Résumé de l’éditeur ( que je trouve un peu présomptueux par rapport au livre)41296494_9286606

En 1982, Sarah a quitté la France pour Uummannaq au Groenland. Elle est montée dans un avion qui l’emportait vers la calotte glaciaire. C’est la dernière fois que sa famille l’a vue. Après, plus rien. Elle a disparu, corps et âme. Elle avait vingt-deux ans. Quand Lisa, vingt-sept ans plus tard, se lance à la recherche de sa sœur, elle découvre un territoire dévasté et une population qui voit se réduire comme peau de chagrin son domaine de glace. Cette quête va la mener loin dans son propre cheminement identitaire, depuis l’impossibilité du deuil jusqu’à la construction de soi.

Mon avis

Banquises se lit très rapidement, en un après-midi en ce qui me concerne. J’ai passé un agréable moment en sa compagnie. L’histoire n’a pourtant rien d’extraordinaire, il n’y a pas de rebondissements, pas vraiment d’intrigue, le récit banal d’une disparition en fin de compte. L’auteur exprime cependant très bien le ressenti des parents face à l’absence de leur fille,  le quotidien qui pèse si lourd lorsqu’aucune réponse ne vient aux questions posées sans relâche.
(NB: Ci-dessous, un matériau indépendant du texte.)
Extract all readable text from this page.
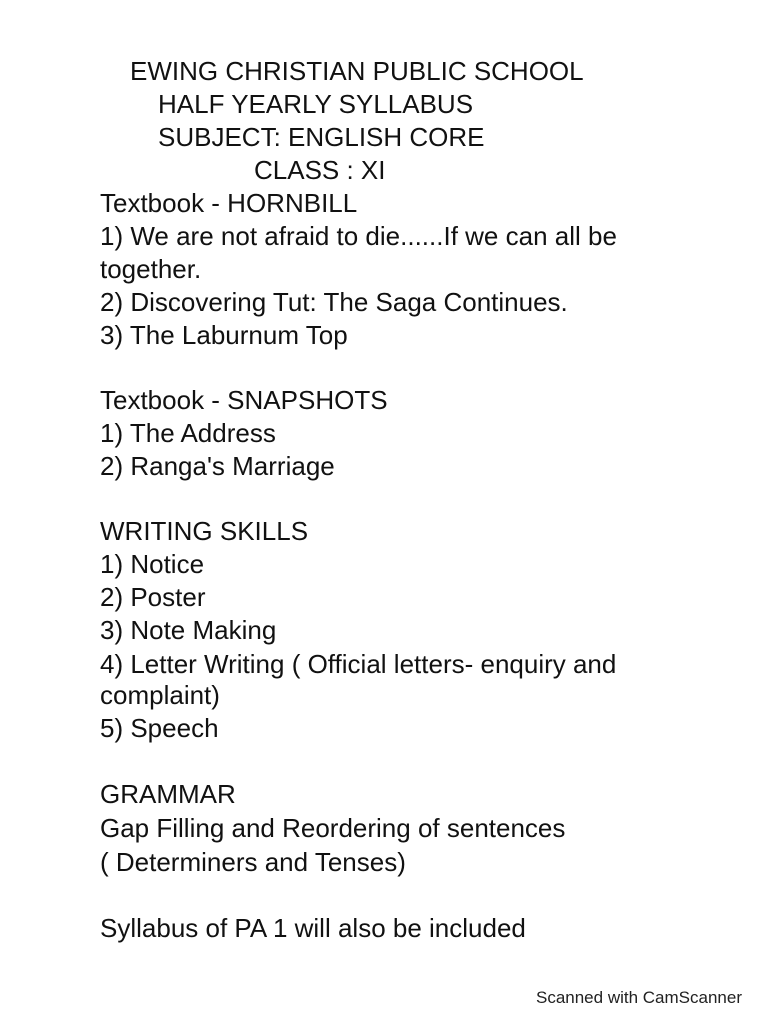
EWING CHRISTIAN PUBLIC SCHOOL
HALF YEARLY SYLLABUS
SUBJECT: ENGLISH CORE
CLASS : XI
Textbook - HORNBILL
1) We are not afraid to die......If we can all be
together.
2) Discovering Tut: The Saga Continues.
3) The Laburnum Top
Textbook - SNAPSHOTS
1) The Address
2) Ranga's Marriage
WRITING SKILLS
1) Notice
2) Poster
3) Note Making
4) Letter Writing ( Official letters- enquiry and
complaint)
5) Speech
GRAMMAR
Gap Filling and Reordering of sentences
( Determiners and Tenses)
Syllabus of PA 1 will also be included
Scanned with CamScanner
Les passages à l’époque du drame  sont de loin les plus intéressants et les plus pertinents. Alors que ceux relatant le voyage de Lisa au Groenland  s’avèrent plutôt fades alors même qu’ils sont justement censés apporter un autre regard. En fait, je n’ai pas bien saisi l’utilité de faire voyager Lisa dans le Grand Nord, si ce n’est pour nous faire découvrir ses paysages et le quotidien des habitants qui ne fait pas autant rêver que ce que les brochures nous vendent. Ce n’est à mon goût pas assez creusé, et le périple de notre personnage n’est pas assez abouti ; il ne s’y passe pas grand-chose pour ne pas dire rien, neige-fonte des glaces-chiens-pêche-froid. Lisa rentre chez elle en emportant plus de questions que de réponses, et nous laisse sur un sentiment de profonde déception. Je n’ai pas été transportée plus que ça. A notre plus grand désarroi nous ne sommes pas plus avancés en clôturant le livre, alors que le début était plutôt prometteur.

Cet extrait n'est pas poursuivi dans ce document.